Besides its National Committee for Combating Money Laundering and the Financial Information Unit, Qatar is now planning to create a new department to oversee the operations of its banks, stock market, and other financial institutions.
Fahd bin Faisal Al Thani, Deputy Governor of Qatar’s Central Bank, said: “The authorities are now working towards establishing a new unit called the Qatari Authority for Financial Control, which will be affiliated to the cabinet and comprise all monitoring bodies in the financial sector.”
In a paper to the Financial Action Task Force in the Middle East and North Africa, which concluded a three-day meeting in Abu Dhabi this week, Al Thani said: “We have already set up a team comprising representatives from the Central Bank, the Qatari Securities Authority, the Qatar Financial Centre and an international consultant.
This team has conducted a high-level assessment of banks and financial institutions in Qatar.” He said the assessment was carried out through a questionnaire distributed to all the institutions surveyed as well as through field visits and meetings with officials.
“The purpose of this assessment was to prepare a comprehensive study on the financial sector in Qatar to help enact the right legislation and controls and ensure proper monitoring and surveillance,” Al Thani said.
He added that such plans were part of a strategy to curb money laundering and other financial crimes in Qatar and the Gulf country’s efforts in this regard had been assessed by the International Monetary Fund (IMF).
“We are in the process of establishing an active partnership with the IMF assessment teams to fully utilise their experience in fighting money laundering and the financing of terrorism in line with international criteria,” Al Thani said.
In its 2007 report presented to the meeting, the Qatari Financial Information Unit said notifications about suspect financial transactions in Qatar had increased sharply in the past two years. It attributed this to growing financial activity and stronger co-operation from the relevant authorities.

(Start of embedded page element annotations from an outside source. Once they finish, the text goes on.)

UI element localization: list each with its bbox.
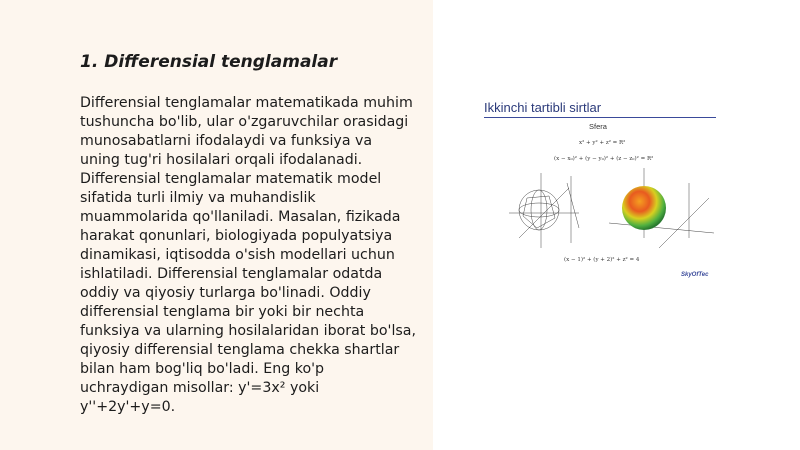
figure-title-underline	[484, 117, 716, 118]
figure-title: Ikkinchi tartibli sirtlar	[484, 100, 602, 115]
quadric-surfaces-figure	[484, 100, 718, 290]
figure-subtitle: Sfera	[589, 122, 607, 131]
colored-sphere	[609, 168, 714, 248]
slide-heading: 1. Differensial tenglamalar	[80, 52, 338, 72]
slide-paragraph: Differensial tenglamalar matematikada muhim tushuncha bo'lib, ular o'zgaruvchilar orasidagi munosabatlarni ifodalaydi va funksiya va uning tug'ri hosilalari orqali ifodalanadi. Differensial tenglamalar matematik model sifatida turli ilmiy va muhandislik muammolarida qo'llaniladi. Masalan, fizikada harakat qonunlari, biologiyada populyatsiya dinamikasi, iqtisodda o'sish modellari uchun ishlatiladi. Differensial tenglamalar odatda oddiy va qiyosiy turlarga bo'linadi. Oddiy differensial tenglama bir yoki bir nechta funksiya va ularning hosilalaridan iborat bo'lsa, qiyosiy differensial tenglama chekka shartlar bilan ham bog'liq bo'ladi. Eng ko'p uchraydigan misollar: y'=3x² yoki y''+2y'+y=0.	[80, 95, 416, 415]
publisher-logo: SkyOfTec	[681, 272, 709, 278]
sphere-equation-origin: x² + y² + z² = R²	[579, 140, 626, 146]
wireframe-sphere	[509, 173, 579, 248]
sphere-equation-example: (x − 1)² + (y + 2)² + z² = 4	[564, 257, 640, 263]
sphere-equation-general: (x − x₀)² + (y − y₀)² + (z − z₀)² = R²	[554, 156, 654, 162]
sphere-plots	[509, 168, 719, 258]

From 62 in 2005, the number of reports on suspect money deals rose to 77 in 2006 and jumped to 147 in 2007. The cases in 2007 involved 288 people and included transfer of large funds, change of currencies, requests for large credits and other financial facilities, depositing large sums of money, credit card abuse, failure to comply with account requirements and other offences.
The figures showed that 66 cases in 2007 were reported by banks while 39 were reported by the interior ministry and other authorities, 31 by money changers, and 11 by international financial intelligence units.
“The increase in notifications about suspect financial operations was due to several factors,” the report said. “They include the rise in the numbers of informants, stronger co-operation among the authorities, growing awareness among law enforcers and the steady expansion in financial activities by banks and money changers.”